These images are based upon the randomly selected time step 12UTC on 2008-05-03. The layer is always the one with the lowest altitude since this is the one subjected to downscaling.

Fig. 1: Temperature as supplied by the COSMO model: The coarse data.

Downscaled data

Due to the existence of a Schomburg rule for temperature, it can be subjected to full downscaling (fig. 3,5,5.1). Figures 2,4,4.1 deal with results from mere interpolation.

Fig. 2: Temperature after spline interpolation. Fig. 3: Temperature after full downscaling. Fig. 3.1: Detail of figure 3, showing only the area Sauerland.

In cotrast to the merely interpolated field (fig. 2), the fully downscaled temperature field (fig. 3) shows fine scale structures. These have the form of rivers and are thus not numerical fluctuations (fig. 3.1).

Fig. 4: Temperature after spline interpolation and subsequent upscaling back to the coarse grid. Fig. 5: Temperature after full downscaling and subsequent upscaling back to the coarse grid.

Fig. 4.1: Temperature bias after spline interpolation, on the coarse grid. Fig. 5.1: Temperature bias after full downscaling, on the coarse grid. The axis limits have changed.

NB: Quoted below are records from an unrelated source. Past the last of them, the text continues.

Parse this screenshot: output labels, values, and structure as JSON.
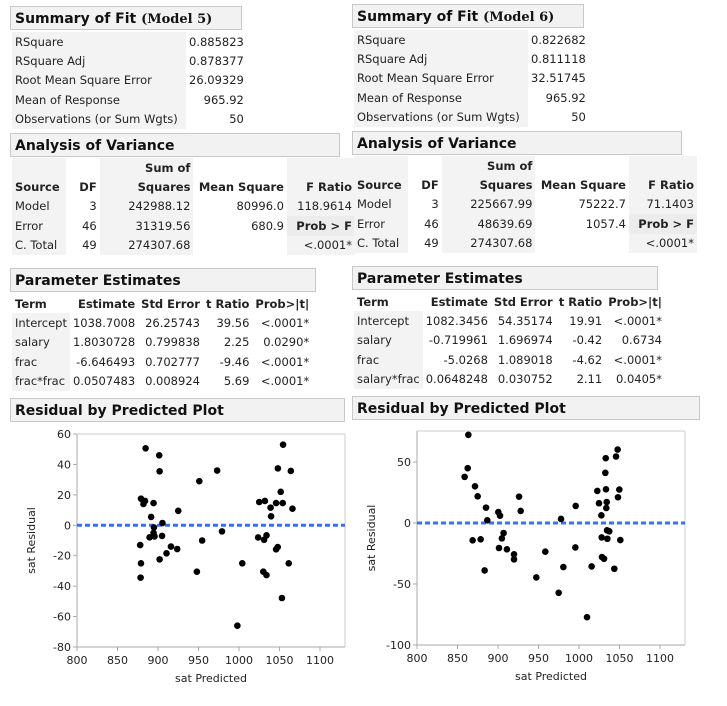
{
  "models": [
    {
      "summary": {
        "title": "Summary of Fit",
        "model_label": "(Model 5)",
        "rows": [
          {
            "label": "RSquare",
            "value": "0.885823"
          },
          {
            "label": "RSquare Adj",
            "value": "0.878377"
          },
          {
            "label": "Root Mean Square Error",
            "value": "26.09329"
          },
          {
            "label": "Mean of Response",
            "value": "965.92"
          },
          {
            "label": "Observations (or Sum Wgts)",
            "value": "50"
          }
        ]
      },
      "anova": {
        "title": "Analysis of Variance",
        "header_top": [
          "",
          "",
          "Sum of",
          "",
          ""
        ],
        "headers": [
          "Source",
          "DF",
          "Squares",
          "Mean Square",
          "F Ratio"
        ],
        "rows": [
          [
            "Model",
            "3",
            "242988.12",
            "80996.0",
            "118.9614"
          ],
          [
            "Error",
            "46",
            "31319.56",
            "680.9",
            "Prob > F"
          ],
          [
            "C. Total",
            "49",
            "274307.68",
            "",
            "<.0001*"
          ]
        ]
      },
      "params": {
        "title": "Parameter Estimates",
        "headers": [
          "Term",
          "Estimate",
          "Std Error",
          "t Ratio",
          "Prob>|t|"
        ],
        "rows": [
          [
            "Intercept",
            "1038.7008",
            "26.25743",
            "39.56",
            "<.0001*"
          ],
          [
            "salary",
            "1.8030728",
            "0.799838",
            "2.25",
            "0.0290*"
          ],
          [
            "frac",
            "-6.646493",
            "0.702777",
            "-9.46",
            "<.0001*"
          ],
          [
            "frac*frac",
            "0.0507483",
            "0.008924",
            "5.69",
            "<.0001*"
          ]
        ]
      },
      "plot_title": "Residual by Predicted Plot"
    },
    {
      "summary": {
        "title": "Summary of Fit",
        "model_label": "(Model 6)",
        "rows": [
          {
            "label": "RSquare",
            "value": "0.822682"
          },
          {
            "label": "RSquare Adj",
            "value": "0.811118"
          },
          {
            "label": "Root Mean Square Error",
            "value": "32.51745"
          },
          {
            "label": "Mean of Response",
            "value": "965.92"
          },
          {
            "label": "Observations (or Sum Wgts)",
            "value": "50"
          }
        ]
      },
      "anova": {
        "title": "Analysis of Variance",
        "header_top": [
          "",
          "",
          "Sum of",
          "",
          ""
        ],
        "headers": [
          "Source",
          "DF",
          "Squares",
          "Mean Square",
          "F Ratio"
        ],
        "rows": [
          [
            "Model",
            "3",
            "225667.99",
            "75222.7",
            "71.1403"
          ],
          [
            "Error",
            "46",
            "48639.69",
            "1057.4",
            "Prob > F"
          ],
          [
            "C. Total",
            "49",
            "274307.68",
            "",
            "<.0001*"
          ]
        ]
      },
      "params": {
        "title": "Parameter Estimates",
        "headers": [
          "Term",
          "Estimate",
          "Std Error",
          "t Ratio",
          "Prob>|t|"
        ],
        "rows": [
          [
            "Intercept",
            "1082.3456",
            "54.35174",
            "19.91",
            "<.0001*"
          ],
          [
            "salary",
            "-0.719961",
            "1.696974",
            "-0.42",
            "0.6734"
          ],
          [
            "frac",
            "-5.0268",
            "1.089018",
            "-4.62",
            "<.0001*"
          ],
          [
            "salary*frac",
            "0.0648248",
            "0.030752",
            "2.11",
            "0.0405*"
          ]
        ]
      },
      "plot_title": "Residual by Predicted Plot"
    }
  ],
  "chart_data": [
    {
      "type": "scatter",
      "xlabel": "sat Predicted",
      "ylabel": "sat Residual",
      "xlim": [
        800,
        1130
      ],
      "ylim": [
        -80,
        60
      ],
      "xticks": [
        800,
        850,
        900,
        950,
        1000,
        1050,
        1100
      ],
      "yticks": [
        -80,
        -60,
        -40,
        -20,
        0,
        20,
        40,
        60
      ],
      "reference_line": {
        "y": 0,
        "style": "dashed",
        "color": "#3b6ff5"
      },
      "point_color": "#000000",
      "grid": false,
      "points": [
        [
          884.7,
          50.6
        ],
        [
          901.5,
          46
        ],
        [
          902,
          35.5
        ],
        [
          951,
          29
        ],
        [
          973,
          36
        ],
        [
          879,
          17.5
        ],
        [
          884,
          16
        ],
        [
          882,
          14
        ],
        [
          894.5,
          14.6
        ],
        [
          925,
          9.5
        ],
        [
          891.5,
          5.5
        ],
        [
          905.5,
          1.5
        ],
        [
          895,
          -1.4
        ],
        [
          894.5,
          -5
        ],
        [
          889.6,
          -7.9
        ],
        [
          895.7,
          -7.3
        ],
        [
          905,
          -7
        ],
        [
          878,
          -13
        ],
        [
          916,
          -14
        ],
        [
          923.7,
          -15.6
        ],
        [
          910.5,
          -18.4
        ],
        [
          902,
          -22.4
        ],
        [
          879,
          -25
        ],
        [
          878.5,
          -34.4
        ],
        [
          948,
          -30.5
        ],
        [
          954.5,
          -10
        ],
        [
          979,
          -4
        ],
        [
          998,
          -66
        ],
        [
          1004,
          -25
        ],
        [
          1025,
          15.3
        ],
        [
          1032,
          16
        ],
        [
          1039,
          11.6
        ],
        [
          1039.6,
          5.9
        ],
        [
          1045.8,
          14.6
        ],
        [
          1054,
          14.6
        ],
        [
          1051.5,
          22
        ],
        [
          1048,
          37.4
        ],
        [
          1054.4,
          53
        ],
        [
          1064,
          35.7
        ],
        [
          1066,
          10.9
        ],
        [
          1023.6,
          -8
        ],
        [
          1031,
          -9.5
        ],
        [
          1034,
          -6.6
        ],
        [
          1030,
          -30.5
        ],
        [
          1033.9,
          -32.7
        ],
        [
          1045.8,
          -15.8
        ],
        [
          1047.8,
          -14.3
        ],
        [
          1061.4,
          -25
        ],
        [
          1053,
          -47.8
        ]
      ]
    },
    {
      "type": "scatter",
      "xlabel": "sat Predicted",
      "ylabel": "sat Residual",
      "xlim": [
        800,
        1130
      ],
      "ylim": [
        -100,
        76
      ],
      "xticks": [
        800,
        850,
        900,
        950,
        1000,
        1050,
        1100
      ],
      "yticks": [
        -100,
        -50,
        0,
        50
      ],
      "reference_line": {
        "y": 0,
        "style": "dashed",
        "color": "#3b6ff5"
      },
      "point_color": "#000000",
      "grid": false,
      "points": [
        [
          863.4,
          72.3
        ],
        [
          862.6,
          44.9
        ],
        [
          858.8,
          37.8
        ],
        [
          871.6,
          30.1
        ],
        [
          874.9,
          21.9
        ],
        [
          885.2,
          12.6
        ],
        [
          886.8,
          2.2
        ],
        [
          868.7,
          -14.2
        ],
        [
          878.6,
          -13.4
        ],
        [
          883.5,
          -38.9
        ],
        [
          900.4,
          9
        ],
        [
          902.5,
          6
        ],
        [
          901.2,
          -20.5
        ],
        [
          911,
          -21.6
        ],
        [
          906.9,
          -8.2
        ],
        [
          904.8,
          -12.6
        ],
        [
          919.8,
          -25.7
        ],
        [
          919.8,
          -29.8
        ],
        [
          926,
          21.6
        ],
        [
          928,
          9.9
        ],
        [
          947.3,
          -44.6
        ],
        [
          958.4,
          -23.5
        ],
        [
          977.8,
          3.3
        ],
        [
          974.9,
          -57.2
        ],
        [
          980.7,
          -36.1
        ],
        [
          995.9,
          14
        ],
        [
          995.5,
          -20
        ],
        [
          1009.9,
          -77.2
        ],
        [
          1015.6,
          -35.6
        ],
        [
          1022.6,
          26.3
        ],
        [
          1024.7,
          16.2
        ],
        [
          1027.6,
          6.3
        ],
        [
          1028,
          -11.8
        ],
        [
          1028.4,
          -27.9
        ],
        [
          1030.9,
          -29.3
        ],
        [
          1033,
          53.1
        ],
        [
          1032.5,
          41.1
        ],
        [
          1033.3,
          27.6
        ],
        [
          1034.2,
          17.2
        ],
        [
          1033.7,
          12.3
        ],
        [
          1034.6,
          -6
        ],
        [
          1035,
          -12.9
        ],
        [
          1037.4,
          -6.8
        ],
        [
          1043.6,
          -37.5
        ],
        [
          1045.7,
          54.5
        ],
        [
          1047.7,
          60.2
        ],
        [
          1049.8,
          27.4
        ],
        [
          1048.1,
          21.1
        ],
        [
          1051,
          -14
        ]
      ]
    }
  ]
}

While the other displayed fields model absolute temperature, the bias field is a difference of 2 absolute temperatures and can fall below 0. While the bias after interpolation is evenly distributed above and below 0, the bias after the full downscaling once assumes an unusually negative value, –6*10^–5 K. Still, all these values fall short of the usual temperature difference span of about 9 K. The reasonable interpretation is as numerical fluctuations.